A comédia de Gene Wilder, escrita, dirigida e protagonizada pelo artista, começa numa atrapalhada cena do servil homem no Palácio de Buckingham, em 1891, ano em que o “detetive imortal” pereceu segundo o original O Problema Final. Como o detetive de Baker Street (Douglas Wilmer) – apresentado numa cena hilária, para logo após sair do filme travestido de mulher –, tem de se ausentar, encarrega seu irmão mais moço de resolver os casos mais urgentes. Sigerson Holmes sempre vivera à sombra do irmão mais famoso.
O 1° longa dirigido por Wilder traz uma versão jocosa do mito Sherlock Holmes, com pastiches à maneira da sua comédia, tomando emprestado o humor típico de sua filmografia, especialmente nas parcerias com Mel Brooks. O teatro de absurdos presentes no filme é vasto: uma máquina de esgrima que é acionada com o pedalar da bicicleta; trechos inteiros cantados como em um musical; um padre eletrônico no covil do vilão movido a moedas; uma batalha acima de uma carruagem onde os agressores se municiam de luvas e sapatos gigantes etc. A forma do comicidade é notadamente a tentativa de um norte-americano emular o nonsense do humor inglês.

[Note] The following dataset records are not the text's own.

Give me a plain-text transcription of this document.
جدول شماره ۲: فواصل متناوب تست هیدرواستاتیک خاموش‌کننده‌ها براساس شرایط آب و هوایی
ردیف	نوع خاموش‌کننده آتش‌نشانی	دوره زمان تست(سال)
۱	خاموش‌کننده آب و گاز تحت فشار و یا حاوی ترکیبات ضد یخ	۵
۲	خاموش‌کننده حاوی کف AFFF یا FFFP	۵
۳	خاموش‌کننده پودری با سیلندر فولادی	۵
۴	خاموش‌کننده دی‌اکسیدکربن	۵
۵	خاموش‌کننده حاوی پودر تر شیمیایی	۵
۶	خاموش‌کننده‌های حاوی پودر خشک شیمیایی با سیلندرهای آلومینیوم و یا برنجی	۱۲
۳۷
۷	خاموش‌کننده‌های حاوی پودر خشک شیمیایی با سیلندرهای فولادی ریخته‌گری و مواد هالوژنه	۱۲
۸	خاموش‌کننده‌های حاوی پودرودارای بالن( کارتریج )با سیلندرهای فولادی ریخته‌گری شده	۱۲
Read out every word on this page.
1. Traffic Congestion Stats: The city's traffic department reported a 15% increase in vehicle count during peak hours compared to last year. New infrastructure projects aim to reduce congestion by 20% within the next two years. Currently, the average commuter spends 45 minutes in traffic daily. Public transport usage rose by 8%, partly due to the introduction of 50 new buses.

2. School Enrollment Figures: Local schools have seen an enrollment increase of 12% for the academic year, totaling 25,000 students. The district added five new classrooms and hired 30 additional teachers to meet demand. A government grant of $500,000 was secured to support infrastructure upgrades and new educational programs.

Sigerson tem o seu próprio Watson, o Sg. Orville Stanley, maravilhosamente executado por Marty Feldman, e também possui uma Irene Adler às avessas, com Madeline Kahn fazendo sua Jenny Hill. As piadas do roteiro são pontuais e fazem muito sentido para quem conhece a história do detetive e a obra de A. Conan Doyle, inclusive no comportamento do protagonista, completamente desligado, só encontrando as pistas quando elas lhe caem no colo – o total avesso do investigador completo que é o Holmes clássico. Sigerson é um Sherlock cru, impulsivo e desatento ao extremo, ignora o óbvio de uma forma extremamente atrapalhada, quase sempre sendo superado por seu auxiliar Mr. Stanley. O humor físico de Gene Wilder cabe muito bem à trama e maximiza a inabilidade do caçula Holmes.
A meia hora final perde um pouco do ritmo: as piadas se repetem muito e parecem estar na esteira das primeiras. O quadro melhora substancialmente com as reaparições de Madeline Kahn e seu belíssimo semblante, além, é claro, de sua portentosa voz. Os momentos de perseguição em meio à execução de uma ópera tem um tom de inacreditável e inescrutável absurdo, e mesmo com tudo isso o show não para.
O quarto onde se armazenam os manequins, bonecos e apetrechos do teatro é por si só um lugar amedrontador, e o duelo de espadas entre Sigerson e Moriarty (Leo McKern) é bem filmada, emulando os duelos dos filmes de Errol Flynn de uma forma debochada. O irmão famoso estava o tempo todo à espreita, incógnito, auxiliando o protagonista, prestando a ele uma distração em seu momento de maior melancolia. Apesar da crueza na direção – a qual melhoraria com o passar dos anos –, Gene Wilder tem uma atuação bastante à vontade, sem amarra nenhuma. Seu talento humorístico funciona muito mais assim. A medida entre a liberdade artística e o respeito à obra original é perfeita, pois não há nenhum excesso na película absolutamente execrável, pelo contrário, esta obra só enriquece o mito de Doyle.